More than 1.3 million people have been critically affected and at least 106 people have died since heavy monsoon rains coupled with a cyclone last month caused widespread floods, said the government.
Water has receded in many areas, allowing farmers to assess damage to crops and also to seed stocks as the end of planting season nears.
"If farmers can't get seeds and plant in the next two weeks, the window for the next season is pretty much over," said spokesman Pierre Peron for the UN Office for the Coordination of Humanitarian Affairs (OCHA) in Myanmar last Saturday.
"If they are not able to replant, the impact on food security will be much larger than if we can provide them with support to replant."
Myanmar is a rice exporter but has halted exports to stabilise prices.
The UN and non-governmental organisations have supplied emergency food aid to 386,000 affected people, OCHA said in its latest situation report on the flooding.
The floods have ravaged more than 560,000ha of rice, said the Ministry of Agriculture and Irrigation. Crops in over 200,000ha have been destroyed in Myanmar's worst natural disaster since Cyclone Nargis killed nearly 140,000 people in 2008.
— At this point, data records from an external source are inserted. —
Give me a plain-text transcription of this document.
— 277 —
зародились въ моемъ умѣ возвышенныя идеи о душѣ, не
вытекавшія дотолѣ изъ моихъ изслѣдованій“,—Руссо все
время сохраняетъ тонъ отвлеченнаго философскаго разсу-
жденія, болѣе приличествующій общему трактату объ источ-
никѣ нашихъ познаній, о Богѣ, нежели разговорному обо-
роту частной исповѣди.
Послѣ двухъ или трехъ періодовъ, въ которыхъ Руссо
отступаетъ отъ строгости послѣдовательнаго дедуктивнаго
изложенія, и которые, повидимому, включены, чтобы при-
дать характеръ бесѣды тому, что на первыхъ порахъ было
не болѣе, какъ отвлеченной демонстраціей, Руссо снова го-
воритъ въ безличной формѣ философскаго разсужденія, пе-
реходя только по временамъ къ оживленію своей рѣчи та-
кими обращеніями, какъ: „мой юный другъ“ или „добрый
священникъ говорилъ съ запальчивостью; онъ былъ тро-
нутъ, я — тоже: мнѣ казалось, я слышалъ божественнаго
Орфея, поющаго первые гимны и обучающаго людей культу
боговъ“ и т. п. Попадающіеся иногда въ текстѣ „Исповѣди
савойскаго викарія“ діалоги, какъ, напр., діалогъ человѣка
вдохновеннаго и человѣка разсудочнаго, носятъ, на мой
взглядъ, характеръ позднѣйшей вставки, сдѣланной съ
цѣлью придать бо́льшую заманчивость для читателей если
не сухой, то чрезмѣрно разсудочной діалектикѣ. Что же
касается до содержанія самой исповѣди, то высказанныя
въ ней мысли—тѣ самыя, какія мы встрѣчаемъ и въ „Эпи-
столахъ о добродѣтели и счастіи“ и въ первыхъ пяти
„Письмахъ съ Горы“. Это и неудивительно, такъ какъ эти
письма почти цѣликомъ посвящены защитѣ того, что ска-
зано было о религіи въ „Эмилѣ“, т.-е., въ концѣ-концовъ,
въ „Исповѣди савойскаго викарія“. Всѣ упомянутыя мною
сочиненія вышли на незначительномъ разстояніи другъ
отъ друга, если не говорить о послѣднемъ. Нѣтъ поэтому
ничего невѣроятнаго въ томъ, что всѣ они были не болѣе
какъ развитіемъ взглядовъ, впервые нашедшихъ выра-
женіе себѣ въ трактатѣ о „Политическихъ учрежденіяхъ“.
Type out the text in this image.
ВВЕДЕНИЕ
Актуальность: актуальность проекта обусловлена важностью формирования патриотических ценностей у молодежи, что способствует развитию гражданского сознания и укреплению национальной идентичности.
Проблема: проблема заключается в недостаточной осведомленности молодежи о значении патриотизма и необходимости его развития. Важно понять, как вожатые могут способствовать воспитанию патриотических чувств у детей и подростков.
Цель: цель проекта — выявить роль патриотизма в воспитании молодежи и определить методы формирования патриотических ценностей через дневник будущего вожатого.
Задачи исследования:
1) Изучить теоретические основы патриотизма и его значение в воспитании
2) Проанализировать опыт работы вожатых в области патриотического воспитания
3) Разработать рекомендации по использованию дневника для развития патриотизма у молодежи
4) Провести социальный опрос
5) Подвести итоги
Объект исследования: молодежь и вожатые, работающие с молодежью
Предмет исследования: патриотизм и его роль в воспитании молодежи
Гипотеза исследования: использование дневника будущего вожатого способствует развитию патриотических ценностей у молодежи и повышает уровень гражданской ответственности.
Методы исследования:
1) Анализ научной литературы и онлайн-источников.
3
With a general election set for November, the floods have taken on a political dimension. Both the quasi-civilian government and the opposition, led by Ms Aung San Suu Kyi, have been at pains to show how speedily they are reacting.
The government has provided US$1.2 million (S$1.7 million) for rice seeds in badly hit Rakhine state, but "further support will be needed to help farmers and rural communities rebuild", OCHA said.
In Chin state, a mountainous region bordering Bangladesh and India that has suffered major landslides, aid workers are struggling to reach the more remote areas.
"Access continues to be difficult," Mr Peron said.
Mr Zung Hlei Thang, an MP representing Chin state, said the prices of rice and other commodities had risen sharply since the landslides made many state roads largely impassable, affecting imports.
"Living conditions are difficult," he said.